While short-term fundamentals are poor, ships can barely break even at the current rates and we expect a high slippage rate for 2011. Hence, long-dated freight contracts are likely to be on a gradual appreciation trend. The current environment could serve as a good entry-point for long positions in the back of the curve. While the capsize curve is in steep contango in the front, long forward freight positions benefit from backwardation, BofAML analysis said.
BofAML analysis points out that prospects for near-term upside are limited for Baltic Dry Index due to prevailing economic conditions with 90% of the world’s traded goods volumetrically transported by sea.
As the world’s top producer and consumer of iron ore, the sharp slowdown of Chinese iron ore imports has been, without doubt, weighing on freight prices. China imports roughly 65% of global seaborne iron ore imports. Ore imports into China for the month of June fell by 15% YoY. China’s seaborne iron ore imports have declined as domestic ore production has boomed while crude steel production has declined indicating slowing property and infrastructure investment .
Additionally, imports from India fell 21% in June compared to the previous month on weaker demand and weather-related supply disruptions.
The falling steel markets in emerging markets of India and Europe have also impacted the Baltic Dry Index, according to BofAML analysis.

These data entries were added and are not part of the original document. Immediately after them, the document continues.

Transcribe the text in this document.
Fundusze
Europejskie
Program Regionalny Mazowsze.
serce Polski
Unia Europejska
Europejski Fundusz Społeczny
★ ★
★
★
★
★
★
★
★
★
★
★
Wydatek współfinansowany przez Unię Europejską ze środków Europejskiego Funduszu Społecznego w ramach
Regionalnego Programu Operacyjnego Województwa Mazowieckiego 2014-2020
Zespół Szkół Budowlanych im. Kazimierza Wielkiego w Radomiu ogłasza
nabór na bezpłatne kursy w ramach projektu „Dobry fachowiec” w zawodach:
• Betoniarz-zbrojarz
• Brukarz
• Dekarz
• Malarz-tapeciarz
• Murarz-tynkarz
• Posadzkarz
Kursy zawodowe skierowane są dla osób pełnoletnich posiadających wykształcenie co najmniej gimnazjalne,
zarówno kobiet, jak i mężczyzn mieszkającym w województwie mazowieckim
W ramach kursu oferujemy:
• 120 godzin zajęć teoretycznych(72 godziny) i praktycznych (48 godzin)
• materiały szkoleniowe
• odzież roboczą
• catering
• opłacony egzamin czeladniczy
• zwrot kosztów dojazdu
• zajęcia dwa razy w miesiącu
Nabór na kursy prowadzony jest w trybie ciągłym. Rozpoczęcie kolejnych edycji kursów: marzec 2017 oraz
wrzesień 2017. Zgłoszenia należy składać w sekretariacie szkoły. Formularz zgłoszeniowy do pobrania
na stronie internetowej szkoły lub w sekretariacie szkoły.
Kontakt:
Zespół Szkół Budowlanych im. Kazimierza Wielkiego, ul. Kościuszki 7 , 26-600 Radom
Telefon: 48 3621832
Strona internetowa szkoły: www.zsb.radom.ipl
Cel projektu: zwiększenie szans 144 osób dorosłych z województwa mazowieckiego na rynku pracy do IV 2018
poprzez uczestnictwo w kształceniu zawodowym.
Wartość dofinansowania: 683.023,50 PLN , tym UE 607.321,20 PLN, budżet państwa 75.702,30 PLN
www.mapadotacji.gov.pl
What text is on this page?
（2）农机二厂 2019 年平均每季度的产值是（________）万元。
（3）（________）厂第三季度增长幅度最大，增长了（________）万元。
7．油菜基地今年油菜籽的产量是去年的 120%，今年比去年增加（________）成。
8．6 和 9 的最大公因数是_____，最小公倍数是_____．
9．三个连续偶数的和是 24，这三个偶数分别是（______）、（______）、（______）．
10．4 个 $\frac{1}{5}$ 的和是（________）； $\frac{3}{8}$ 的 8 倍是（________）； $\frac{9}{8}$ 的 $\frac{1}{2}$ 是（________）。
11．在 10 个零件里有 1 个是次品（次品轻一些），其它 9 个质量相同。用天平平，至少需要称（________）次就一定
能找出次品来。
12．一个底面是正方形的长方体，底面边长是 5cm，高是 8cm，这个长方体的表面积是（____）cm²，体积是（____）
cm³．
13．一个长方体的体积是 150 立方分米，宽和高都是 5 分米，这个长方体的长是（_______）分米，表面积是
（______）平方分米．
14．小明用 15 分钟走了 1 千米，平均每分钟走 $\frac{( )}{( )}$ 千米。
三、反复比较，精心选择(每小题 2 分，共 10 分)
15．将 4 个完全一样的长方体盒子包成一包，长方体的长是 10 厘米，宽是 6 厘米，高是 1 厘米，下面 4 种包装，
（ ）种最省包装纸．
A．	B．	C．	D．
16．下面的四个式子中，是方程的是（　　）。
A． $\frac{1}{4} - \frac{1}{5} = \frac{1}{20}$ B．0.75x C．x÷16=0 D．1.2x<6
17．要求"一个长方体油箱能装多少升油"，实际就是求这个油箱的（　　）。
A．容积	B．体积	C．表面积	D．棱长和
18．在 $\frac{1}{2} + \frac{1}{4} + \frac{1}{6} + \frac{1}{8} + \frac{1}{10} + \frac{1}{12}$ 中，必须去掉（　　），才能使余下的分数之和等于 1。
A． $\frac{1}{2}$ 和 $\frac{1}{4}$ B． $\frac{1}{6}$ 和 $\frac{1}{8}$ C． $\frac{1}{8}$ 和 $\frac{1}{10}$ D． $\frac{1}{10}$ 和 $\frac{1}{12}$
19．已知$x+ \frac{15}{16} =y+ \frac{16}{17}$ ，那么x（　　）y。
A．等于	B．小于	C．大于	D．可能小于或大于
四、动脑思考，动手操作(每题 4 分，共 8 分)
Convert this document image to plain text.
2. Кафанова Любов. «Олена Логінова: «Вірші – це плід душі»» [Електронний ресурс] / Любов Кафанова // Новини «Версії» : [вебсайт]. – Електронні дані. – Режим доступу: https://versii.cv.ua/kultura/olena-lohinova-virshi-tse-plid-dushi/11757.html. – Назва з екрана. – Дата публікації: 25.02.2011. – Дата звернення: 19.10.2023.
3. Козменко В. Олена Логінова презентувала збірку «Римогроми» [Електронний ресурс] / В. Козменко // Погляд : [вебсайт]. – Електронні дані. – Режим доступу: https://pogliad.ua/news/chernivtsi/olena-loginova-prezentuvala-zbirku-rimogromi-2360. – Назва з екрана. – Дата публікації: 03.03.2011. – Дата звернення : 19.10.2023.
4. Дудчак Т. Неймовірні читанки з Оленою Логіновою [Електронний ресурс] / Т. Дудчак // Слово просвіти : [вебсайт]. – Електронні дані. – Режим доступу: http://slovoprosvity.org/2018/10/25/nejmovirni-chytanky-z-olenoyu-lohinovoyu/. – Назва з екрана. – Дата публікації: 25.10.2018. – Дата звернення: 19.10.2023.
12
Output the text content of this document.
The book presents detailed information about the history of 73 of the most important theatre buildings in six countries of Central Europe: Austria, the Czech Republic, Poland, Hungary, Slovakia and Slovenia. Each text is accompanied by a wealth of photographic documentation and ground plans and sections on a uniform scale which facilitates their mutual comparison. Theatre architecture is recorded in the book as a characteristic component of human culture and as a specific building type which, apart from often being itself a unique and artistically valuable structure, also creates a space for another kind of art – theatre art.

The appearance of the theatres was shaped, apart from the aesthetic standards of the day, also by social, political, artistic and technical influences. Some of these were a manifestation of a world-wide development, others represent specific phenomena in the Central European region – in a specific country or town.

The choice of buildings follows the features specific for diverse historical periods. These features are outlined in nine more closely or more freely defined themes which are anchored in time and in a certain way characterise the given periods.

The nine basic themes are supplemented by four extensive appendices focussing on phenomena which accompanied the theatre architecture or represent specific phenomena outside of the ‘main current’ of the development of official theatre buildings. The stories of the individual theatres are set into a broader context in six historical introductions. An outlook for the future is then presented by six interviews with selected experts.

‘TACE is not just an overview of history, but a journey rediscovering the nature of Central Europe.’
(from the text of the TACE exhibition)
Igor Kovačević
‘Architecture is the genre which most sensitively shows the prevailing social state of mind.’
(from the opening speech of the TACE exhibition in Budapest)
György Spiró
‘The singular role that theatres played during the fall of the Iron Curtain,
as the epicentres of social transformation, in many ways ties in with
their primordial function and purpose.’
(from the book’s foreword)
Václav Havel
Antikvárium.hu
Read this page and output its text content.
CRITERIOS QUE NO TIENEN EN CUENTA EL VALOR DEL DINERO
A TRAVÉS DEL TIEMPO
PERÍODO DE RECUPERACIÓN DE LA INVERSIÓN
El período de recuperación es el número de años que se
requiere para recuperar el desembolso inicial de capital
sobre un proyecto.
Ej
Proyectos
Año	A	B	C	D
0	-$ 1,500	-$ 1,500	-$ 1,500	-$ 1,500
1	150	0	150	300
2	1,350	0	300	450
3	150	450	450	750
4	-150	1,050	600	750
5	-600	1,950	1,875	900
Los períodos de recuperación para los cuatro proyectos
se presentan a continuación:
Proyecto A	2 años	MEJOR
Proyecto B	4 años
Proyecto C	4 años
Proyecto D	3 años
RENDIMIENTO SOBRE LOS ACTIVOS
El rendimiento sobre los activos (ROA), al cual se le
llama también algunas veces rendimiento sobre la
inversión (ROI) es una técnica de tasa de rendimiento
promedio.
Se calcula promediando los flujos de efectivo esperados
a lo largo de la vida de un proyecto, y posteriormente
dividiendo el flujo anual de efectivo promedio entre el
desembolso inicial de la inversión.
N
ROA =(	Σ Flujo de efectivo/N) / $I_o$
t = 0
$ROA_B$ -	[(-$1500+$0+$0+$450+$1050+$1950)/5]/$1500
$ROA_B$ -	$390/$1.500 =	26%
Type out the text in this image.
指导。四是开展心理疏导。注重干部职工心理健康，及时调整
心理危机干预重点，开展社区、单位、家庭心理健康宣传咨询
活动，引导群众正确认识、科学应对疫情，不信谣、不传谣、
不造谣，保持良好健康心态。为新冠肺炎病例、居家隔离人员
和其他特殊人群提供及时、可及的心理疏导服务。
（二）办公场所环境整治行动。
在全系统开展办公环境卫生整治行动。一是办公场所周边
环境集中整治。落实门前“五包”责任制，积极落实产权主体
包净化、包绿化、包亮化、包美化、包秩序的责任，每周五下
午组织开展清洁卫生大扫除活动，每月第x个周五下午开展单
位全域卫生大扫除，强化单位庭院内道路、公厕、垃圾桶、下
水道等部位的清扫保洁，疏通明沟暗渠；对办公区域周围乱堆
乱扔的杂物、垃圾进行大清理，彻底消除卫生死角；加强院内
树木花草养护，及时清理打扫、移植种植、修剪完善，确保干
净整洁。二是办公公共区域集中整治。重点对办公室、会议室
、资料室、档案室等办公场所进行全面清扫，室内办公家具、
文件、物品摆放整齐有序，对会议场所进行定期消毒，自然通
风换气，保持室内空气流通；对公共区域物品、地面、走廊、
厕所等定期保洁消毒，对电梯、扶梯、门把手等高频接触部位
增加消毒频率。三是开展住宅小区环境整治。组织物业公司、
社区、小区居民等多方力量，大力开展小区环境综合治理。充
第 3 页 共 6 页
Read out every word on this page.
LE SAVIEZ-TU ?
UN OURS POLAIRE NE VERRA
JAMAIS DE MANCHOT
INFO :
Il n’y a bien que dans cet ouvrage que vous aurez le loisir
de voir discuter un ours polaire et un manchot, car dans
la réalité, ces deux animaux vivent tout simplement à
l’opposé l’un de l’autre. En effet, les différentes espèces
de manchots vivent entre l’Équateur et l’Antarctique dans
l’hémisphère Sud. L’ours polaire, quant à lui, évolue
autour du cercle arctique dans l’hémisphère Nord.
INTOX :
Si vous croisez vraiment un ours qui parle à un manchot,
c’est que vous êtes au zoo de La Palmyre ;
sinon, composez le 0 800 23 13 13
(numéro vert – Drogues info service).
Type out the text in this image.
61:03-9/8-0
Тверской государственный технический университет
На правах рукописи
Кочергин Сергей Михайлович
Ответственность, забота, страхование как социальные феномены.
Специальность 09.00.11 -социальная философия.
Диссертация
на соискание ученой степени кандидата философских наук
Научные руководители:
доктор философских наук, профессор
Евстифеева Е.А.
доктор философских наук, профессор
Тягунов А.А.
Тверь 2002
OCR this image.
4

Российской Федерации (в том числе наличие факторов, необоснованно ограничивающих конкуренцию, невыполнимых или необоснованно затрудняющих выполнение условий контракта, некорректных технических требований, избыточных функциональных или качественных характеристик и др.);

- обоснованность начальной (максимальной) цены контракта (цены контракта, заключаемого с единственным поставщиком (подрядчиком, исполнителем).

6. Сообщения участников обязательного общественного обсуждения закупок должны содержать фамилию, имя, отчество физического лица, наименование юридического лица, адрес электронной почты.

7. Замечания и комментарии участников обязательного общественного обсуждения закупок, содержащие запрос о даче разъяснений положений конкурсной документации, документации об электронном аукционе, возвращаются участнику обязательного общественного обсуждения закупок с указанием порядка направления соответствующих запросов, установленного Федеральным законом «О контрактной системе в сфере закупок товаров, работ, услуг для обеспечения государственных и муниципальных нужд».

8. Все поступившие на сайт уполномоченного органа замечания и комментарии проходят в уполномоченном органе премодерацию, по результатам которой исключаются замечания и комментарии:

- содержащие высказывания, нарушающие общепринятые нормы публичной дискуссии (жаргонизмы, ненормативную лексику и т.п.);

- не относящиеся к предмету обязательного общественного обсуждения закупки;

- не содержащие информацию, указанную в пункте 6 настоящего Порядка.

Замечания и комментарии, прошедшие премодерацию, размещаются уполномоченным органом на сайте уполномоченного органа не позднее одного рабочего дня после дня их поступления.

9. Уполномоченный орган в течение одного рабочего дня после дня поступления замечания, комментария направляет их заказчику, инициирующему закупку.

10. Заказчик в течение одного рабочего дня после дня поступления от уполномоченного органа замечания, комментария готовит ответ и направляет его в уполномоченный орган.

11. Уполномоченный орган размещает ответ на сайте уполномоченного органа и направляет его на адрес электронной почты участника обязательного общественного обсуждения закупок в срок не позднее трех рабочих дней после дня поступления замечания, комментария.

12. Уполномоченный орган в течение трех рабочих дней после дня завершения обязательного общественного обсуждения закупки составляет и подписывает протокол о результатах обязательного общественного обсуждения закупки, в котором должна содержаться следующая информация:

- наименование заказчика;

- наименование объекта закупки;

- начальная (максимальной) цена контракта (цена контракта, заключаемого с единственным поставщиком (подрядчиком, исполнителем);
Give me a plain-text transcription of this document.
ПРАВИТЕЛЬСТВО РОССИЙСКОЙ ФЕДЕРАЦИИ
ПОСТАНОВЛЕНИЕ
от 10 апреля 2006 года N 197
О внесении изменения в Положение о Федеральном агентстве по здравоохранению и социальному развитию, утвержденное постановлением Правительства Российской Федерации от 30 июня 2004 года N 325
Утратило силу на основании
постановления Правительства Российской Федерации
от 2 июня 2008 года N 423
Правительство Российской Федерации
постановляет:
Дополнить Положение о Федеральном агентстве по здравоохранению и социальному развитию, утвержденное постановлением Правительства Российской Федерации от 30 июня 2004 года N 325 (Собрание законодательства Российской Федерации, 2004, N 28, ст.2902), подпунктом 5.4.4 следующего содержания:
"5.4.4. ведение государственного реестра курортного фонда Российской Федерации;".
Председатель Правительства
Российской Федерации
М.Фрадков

Steel prices are also heading south.
China’s appetite for coal is also lower, thermal coal imports have declined more sharply by 25% on year-on-year.
There are reasons for optimism still, since the beginning of the year, about 35 million DWT or 390 vessels have been added to the global dry bulk fleet, net of scrappage, bringing the total fleet to over 7,600 vessels representing close to 490 million DWT. This equates to an increase of almost 8% in the first half of the year alone, with another 7% expected for the second half of the year, BofAML analysis said.
Fundamentals will start to improve in 2H11 While short-term fundamentals are poor, BofAML equally do not expect dry bulk freight rates to go substantially lower from here. Ships can barely break even at the current rates. For instance, Capesize needs about $25,000-30,000 per day in earnings to break even given the current costs of shipbuilding. Moreover, BofAML expects to see further postponements and cancelations, helping industry consolidation. The slippage rate could rise further, helping to clean up the market.
In fact, it is not inconceivable for ships to be laid up next year and parked, hence taken off the market.
Moreover, while the global economic recovery is now expected to take longer to unfold, the relative strength of emerging markets will continue to support seaborne imports of iron ore and coal at high levels. Assuming we can avoid a double-dip now, strong emerging market fundamentals will provide a catalyst for a strong rebound in dry bulk trade, BofAML analysis said.